Minggu, 27 September 2015

Berbagai Perbedaan Dilematis

Berbagai Perbedaan Dilematis

Sawitri Supardi Sadarjoen ;  Penulis Kolom “Konsultasi Psikologi” Kompas Minggu
                                                     KOMPAS, 27 September 2015

                                                                                                                                                           
                                                                                                                                                           

Dalam perjalanan ke kantor, dari radio mobil saya mendengar wawancara seorang pejabat (K, 38 tahun) yang bicara dengan santun, jelas, dan sistematis. Yang bersangkutan memang dikenal sebagai pejabat yang cerdas, pekerja keras dan santun dalam berkomunikasi, serta banyak melontarkan senyum.
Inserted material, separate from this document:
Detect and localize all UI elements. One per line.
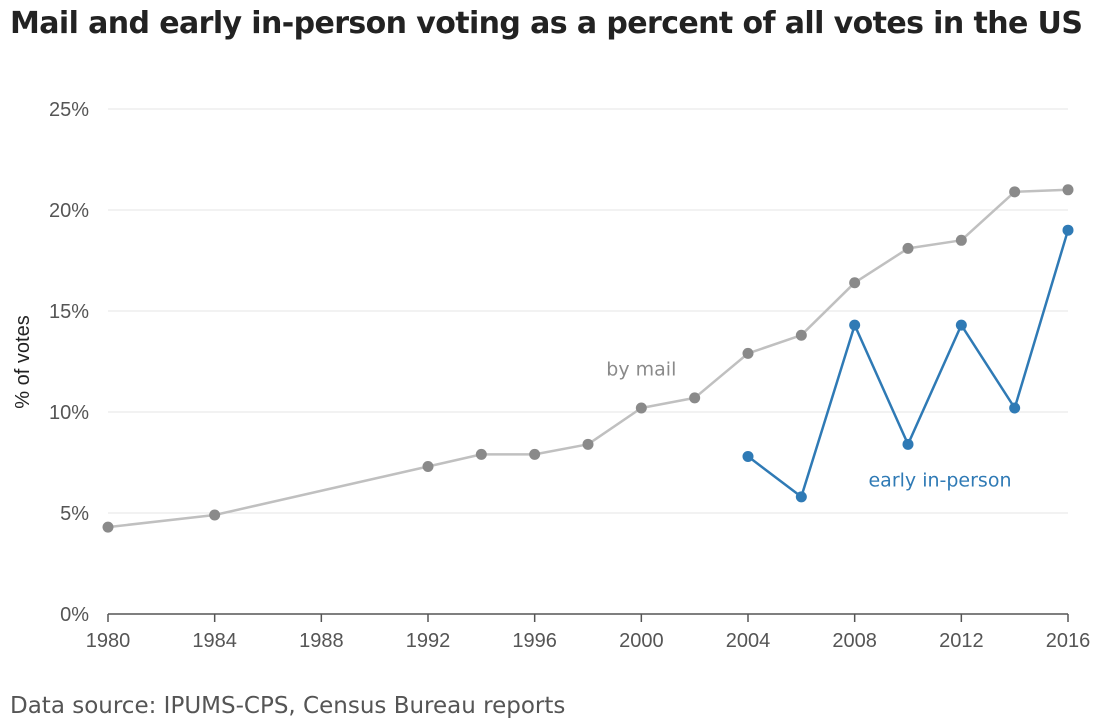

Hal yang kemudian terpikir oleh saya adalah sebagai berikut:

Saya berkata pada diri sendiri, pasti beliau seseorang yang sangat diberkati Tuhan dan memiliki berbagai karakter yang berkualitas baik di samping tentu saja ada sisi fungsi pribadi yang buruk. Mengapa? Karena, tidak satu pun manusia di dunia ini yang benar-benar sempurna. Dan tak ada satu pun manusia yang buruk perangainya tidak memiliki sisi baik.

K memang dikenal sebagai sosok yang murah senyum dan ekspresi wajah yang hampir selalu ceria. K agaknya adalah seseorang yang juga mudah mendapat teman serta memperlakukan teman dengan baik dan tulus. Saya membayangkan juga bahwa saat K masih kecil pastilah dia anak yang lucu dan pastinya cepat menyesuaikan diri dengan lingkungan baru. Reaksi sosial dapat K lakukan dengan baik, misalnya saat dikenalkan orangtua pada temannya, pastinya K percaya diri dan tanpa malu-malu menjawab pertanyaan mereka.

Dari wawancara yang dilakukan wartawan radio, K juga mengungkap bahwa K memperlakukan kawan-kawannya dengan cara yang ramah dan banyak senyum, apakah temannya itu orang asing, karena K disekolahkan di sekolah internasional di Jakarta.

Namun, dalam perjalanan pertumbuhan kepribadian dan fisiknya, K selanjutnya bercerita bahwa terjadi satu pengalaman buruk yang tidak diduganya. Setiap orang pasti juga pernah mengalami sesuatu yang tidak bisa dielakkan, tanpa perkecualian.

Kawan-kawan lain ras di sekolahnya pada suatu saat terlibat perkelahian, dan mereka saling mengejek perbedaan warna kulit. Hal ini berpengaruh pada kesatuan penghayatan kebersamaan yang sebenarnya sudah ditanamkan di sekolah internasional tersebut. Walaupun perkelahian tersebut dapat dilerai, kejadian itu melukai perasaan K dan membuat dia menyadari bahwa warna kulitnya berbeda dengan kawan lainnya.

Nah, dari cerita itu saya semakin menyimak bahwa manusia tidak memiliki kecenderungan untuk bisa mengatasi perasaan perbedaan dengan sesama. Walaupun tidak sampai mengakibatkan kebencian yang amat sangat, terkadang kita membesar-besarkan perbedaan yang ada dan bukannya berusaha meminimalkan perbedaan tersebut.

Yang patut kita perhatikan, dalam sejarah bangsa, keluarga, suku bangsa, pasangan perkawinan selalu akan mengalami kesulitan untuk mendiskusikan perbedaan-perbedaan masing-masing, dengan cara yang matang dan penuh pertimbangan.

Membangun kesamaan

Tentu saja, ada sesuatu yang harus kita diskusikan dalam upaya merangkul orang-orang yang memiliki cara pandang yang sama, karena sangat mudah untuk mengungkapkan pendapat pada orang-orang yang setuju dengan cara pandang kita ataupun sebaliknya.

Meski demikian, perbedaan, walaupun hanya sedikit, akan bisa menyebabkan gejolak di antara keduanya. Namun, suka atau tidak suka, perbedaan-perbedaan tersebut tak dapat dielakkan dalam menjalin relasi dengan orang lain. Bahkan, sebenarnya kita harus bersyukur untuk kondisi tersebut. Bayangkan, betapa membosankannya jika kita berada dalam iklim relasi sosial yang terus-menerus sama bukan?

Jadi pada dasarnya perbedaan-perbedaan yang kita hayati tentang orang lain tidak harus membuat kita memendam kebencian ataupun merasa terancam dan khawatir. Perbedaan justru akan memperkaya pengalaman emosional kita serta membuat kita menjadi lebih hidup.

Sesungguhnya, perbedaan merupakan jalan untuk belajar. Seandainya dalam relasi intim kita hanya terdiri atas orang-orang yang identik dengan diri kita, perkembangan personal kita pun akan terhenti selamanya.